The Reasers attended Theresa Andrews' Oct. 8 memorial service, which drew more than 2,000 to Roosevelt High School in Kent. They felt obligated in some way and wanted "to show respect for the whole situation with them being our neighbors," she said.

She thinks they would have gone even if the Bicas hadn't been their neighbors. The Reasers needed a sense of closure just like the thousands of others touched by the tragedy.

"We have three small boys," he said. "It just makes you think."

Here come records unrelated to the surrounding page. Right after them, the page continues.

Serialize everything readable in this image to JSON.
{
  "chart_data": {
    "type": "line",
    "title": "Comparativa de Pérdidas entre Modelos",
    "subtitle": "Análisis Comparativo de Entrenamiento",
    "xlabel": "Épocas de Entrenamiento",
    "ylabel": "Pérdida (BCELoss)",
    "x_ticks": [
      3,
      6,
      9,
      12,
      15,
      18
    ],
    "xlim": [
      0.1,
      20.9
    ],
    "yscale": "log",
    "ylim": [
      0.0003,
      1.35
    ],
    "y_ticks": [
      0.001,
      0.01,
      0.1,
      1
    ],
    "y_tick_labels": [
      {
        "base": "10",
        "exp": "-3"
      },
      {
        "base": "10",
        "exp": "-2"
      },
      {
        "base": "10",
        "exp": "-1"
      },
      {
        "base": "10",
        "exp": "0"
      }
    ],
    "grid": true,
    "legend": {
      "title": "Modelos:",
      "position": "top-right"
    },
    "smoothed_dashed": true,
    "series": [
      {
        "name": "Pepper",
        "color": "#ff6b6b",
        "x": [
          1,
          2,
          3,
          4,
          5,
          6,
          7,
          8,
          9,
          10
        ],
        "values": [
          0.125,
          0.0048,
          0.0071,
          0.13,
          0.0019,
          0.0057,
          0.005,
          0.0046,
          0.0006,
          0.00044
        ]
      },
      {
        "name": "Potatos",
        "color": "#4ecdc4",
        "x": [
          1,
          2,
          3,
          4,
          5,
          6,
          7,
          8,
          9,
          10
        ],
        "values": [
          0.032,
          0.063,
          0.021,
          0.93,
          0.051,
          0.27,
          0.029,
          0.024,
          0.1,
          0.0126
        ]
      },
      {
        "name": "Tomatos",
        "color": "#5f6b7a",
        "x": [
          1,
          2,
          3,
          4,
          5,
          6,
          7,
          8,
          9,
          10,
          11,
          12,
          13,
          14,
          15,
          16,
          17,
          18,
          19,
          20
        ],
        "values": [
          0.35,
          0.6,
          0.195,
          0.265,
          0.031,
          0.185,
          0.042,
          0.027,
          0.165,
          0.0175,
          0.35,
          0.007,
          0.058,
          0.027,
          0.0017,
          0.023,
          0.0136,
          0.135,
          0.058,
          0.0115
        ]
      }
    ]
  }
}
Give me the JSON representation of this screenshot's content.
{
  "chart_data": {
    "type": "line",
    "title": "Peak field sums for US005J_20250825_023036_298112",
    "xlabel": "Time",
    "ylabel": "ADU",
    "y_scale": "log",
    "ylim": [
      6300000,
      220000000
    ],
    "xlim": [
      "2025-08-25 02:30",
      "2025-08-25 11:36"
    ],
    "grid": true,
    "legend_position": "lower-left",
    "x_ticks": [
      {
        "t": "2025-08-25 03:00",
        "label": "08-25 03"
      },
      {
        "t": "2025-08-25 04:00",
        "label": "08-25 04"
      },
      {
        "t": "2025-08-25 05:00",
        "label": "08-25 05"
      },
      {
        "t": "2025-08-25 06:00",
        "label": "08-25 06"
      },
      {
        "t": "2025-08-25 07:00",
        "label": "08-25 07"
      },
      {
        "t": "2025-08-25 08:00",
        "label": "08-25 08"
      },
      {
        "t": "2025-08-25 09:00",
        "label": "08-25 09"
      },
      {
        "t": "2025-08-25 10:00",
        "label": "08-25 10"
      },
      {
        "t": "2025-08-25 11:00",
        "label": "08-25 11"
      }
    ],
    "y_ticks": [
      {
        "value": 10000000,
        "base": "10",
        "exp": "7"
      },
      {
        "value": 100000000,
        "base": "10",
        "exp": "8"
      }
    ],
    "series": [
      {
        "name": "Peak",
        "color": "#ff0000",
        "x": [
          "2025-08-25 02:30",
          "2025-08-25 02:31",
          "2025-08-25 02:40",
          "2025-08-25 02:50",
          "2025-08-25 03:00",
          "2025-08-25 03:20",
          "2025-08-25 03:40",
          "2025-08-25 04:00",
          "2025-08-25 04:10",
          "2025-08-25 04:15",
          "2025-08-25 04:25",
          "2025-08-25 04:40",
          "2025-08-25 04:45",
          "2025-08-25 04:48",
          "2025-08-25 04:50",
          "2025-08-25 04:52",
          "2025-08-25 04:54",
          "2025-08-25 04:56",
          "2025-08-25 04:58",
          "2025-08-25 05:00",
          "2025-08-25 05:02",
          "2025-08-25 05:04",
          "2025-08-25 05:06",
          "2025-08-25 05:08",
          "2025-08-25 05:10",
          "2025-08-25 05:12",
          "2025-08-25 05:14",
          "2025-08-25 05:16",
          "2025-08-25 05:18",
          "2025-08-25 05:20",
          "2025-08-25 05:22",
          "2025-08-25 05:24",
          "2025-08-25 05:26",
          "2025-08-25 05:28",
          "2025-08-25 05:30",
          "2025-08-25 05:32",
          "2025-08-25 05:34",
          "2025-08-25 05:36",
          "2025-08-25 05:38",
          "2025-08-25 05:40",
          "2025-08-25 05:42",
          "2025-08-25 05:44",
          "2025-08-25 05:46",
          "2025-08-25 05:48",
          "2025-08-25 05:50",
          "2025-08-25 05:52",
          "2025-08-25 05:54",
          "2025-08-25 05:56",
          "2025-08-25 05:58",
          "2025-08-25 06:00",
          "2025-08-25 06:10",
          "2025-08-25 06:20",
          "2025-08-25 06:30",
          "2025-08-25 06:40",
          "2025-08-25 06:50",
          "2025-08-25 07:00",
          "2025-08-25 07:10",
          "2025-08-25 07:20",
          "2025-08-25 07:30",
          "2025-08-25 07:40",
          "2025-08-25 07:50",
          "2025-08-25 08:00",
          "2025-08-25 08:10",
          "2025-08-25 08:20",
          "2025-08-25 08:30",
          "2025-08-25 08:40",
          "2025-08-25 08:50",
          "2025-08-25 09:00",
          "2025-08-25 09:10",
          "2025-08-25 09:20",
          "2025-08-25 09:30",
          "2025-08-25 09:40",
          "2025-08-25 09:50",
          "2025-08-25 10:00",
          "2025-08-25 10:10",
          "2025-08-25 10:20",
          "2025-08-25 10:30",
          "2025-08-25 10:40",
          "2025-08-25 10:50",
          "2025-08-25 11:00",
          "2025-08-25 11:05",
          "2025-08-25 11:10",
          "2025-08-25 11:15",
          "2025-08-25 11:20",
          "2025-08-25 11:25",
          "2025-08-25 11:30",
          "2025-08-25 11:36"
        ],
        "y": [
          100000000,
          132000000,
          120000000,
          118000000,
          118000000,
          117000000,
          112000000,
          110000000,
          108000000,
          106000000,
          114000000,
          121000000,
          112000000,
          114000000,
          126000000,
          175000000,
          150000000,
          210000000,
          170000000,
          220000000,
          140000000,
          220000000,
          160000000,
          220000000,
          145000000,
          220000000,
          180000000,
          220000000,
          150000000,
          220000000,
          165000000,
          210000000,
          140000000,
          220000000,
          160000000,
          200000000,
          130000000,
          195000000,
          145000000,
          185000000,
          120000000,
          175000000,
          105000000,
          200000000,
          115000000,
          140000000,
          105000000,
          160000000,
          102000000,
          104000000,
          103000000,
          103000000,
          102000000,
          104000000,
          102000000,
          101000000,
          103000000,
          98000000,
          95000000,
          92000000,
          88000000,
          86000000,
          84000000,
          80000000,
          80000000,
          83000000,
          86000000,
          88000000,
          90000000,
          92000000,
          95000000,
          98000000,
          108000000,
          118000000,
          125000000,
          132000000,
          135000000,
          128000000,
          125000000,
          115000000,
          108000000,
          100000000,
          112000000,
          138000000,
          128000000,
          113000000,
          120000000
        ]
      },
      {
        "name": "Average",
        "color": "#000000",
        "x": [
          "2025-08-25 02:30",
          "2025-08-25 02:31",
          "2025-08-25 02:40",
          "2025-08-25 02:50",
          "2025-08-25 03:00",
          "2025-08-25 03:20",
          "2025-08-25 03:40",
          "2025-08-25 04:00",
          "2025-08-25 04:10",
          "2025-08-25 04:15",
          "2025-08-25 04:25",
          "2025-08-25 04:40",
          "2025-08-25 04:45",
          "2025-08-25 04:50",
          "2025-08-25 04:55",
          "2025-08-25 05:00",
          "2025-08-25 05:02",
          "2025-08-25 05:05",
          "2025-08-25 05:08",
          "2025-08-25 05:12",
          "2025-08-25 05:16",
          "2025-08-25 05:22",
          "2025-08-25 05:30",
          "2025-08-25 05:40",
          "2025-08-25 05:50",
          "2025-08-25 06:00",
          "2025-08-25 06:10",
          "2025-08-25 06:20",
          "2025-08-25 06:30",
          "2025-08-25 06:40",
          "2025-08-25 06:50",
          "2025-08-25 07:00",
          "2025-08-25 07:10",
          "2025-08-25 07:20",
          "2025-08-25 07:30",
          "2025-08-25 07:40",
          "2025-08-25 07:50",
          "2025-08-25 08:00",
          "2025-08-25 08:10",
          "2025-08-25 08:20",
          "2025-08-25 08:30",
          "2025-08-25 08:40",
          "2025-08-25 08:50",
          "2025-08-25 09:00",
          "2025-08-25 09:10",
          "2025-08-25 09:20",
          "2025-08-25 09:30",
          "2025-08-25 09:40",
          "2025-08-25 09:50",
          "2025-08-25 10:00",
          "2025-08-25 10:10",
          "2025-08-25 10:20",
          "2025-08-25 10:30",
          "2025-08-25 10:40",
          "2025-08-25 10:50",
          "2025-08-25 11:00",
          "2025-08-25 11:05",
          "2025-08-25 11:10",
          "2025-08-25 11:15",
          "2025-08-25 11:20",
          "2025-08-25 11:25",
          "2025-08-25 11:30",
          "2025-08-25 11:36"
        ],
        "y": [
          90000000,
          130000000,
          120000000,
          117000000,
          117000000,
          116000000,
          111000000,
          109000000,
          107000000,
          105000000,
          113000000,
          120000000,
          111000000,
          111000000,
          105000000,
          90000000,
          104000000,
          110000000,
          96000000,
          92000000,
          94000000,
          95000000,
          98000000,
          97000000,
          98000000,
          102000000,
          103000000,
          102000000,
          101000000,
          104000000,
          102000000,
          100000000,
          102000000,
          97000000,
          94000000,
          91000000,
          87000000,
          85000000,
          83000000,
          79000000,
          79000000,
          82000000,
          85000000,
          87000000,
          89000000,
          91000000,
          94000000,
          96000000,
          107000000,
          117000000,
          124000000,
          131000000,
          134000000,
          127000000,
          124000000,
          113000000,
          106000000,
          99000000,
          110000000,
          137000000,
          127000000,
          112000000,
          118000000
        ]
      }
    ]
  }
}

Their children have been affected. The boys have been waking up in the night. They're afraid to sleep alone. They still remember the police cruisers next door the night "the lady killed herself because she was so sad," which is all the couple has told their oldest boy, who's 7, about what happened. They've told the twins, 5, even less.

The Bicas' Mill Road home hardly looked sinister the morning after Theresa Andrews' memorial service. Orange, crimson and gold leaves rustled in the trees. Their American flag hung just a bit uneven because it was twisted around the flag pole. "Welcome To Our Porch" read the sign beneath the mailbox.

Still, there was an eerie calm in the air, the kind that signals something is missing -- a couple from their home, a wife from her husband, a mother from her child.

Ralph and Tammie Reaser still live in the shadow of evil, but it recedes a bit each day. Someday, it may be gone, and they again may be able to gaze out their kitchen window without thinking of the tragedy next door.

"It's just going to take a lot of time," she said.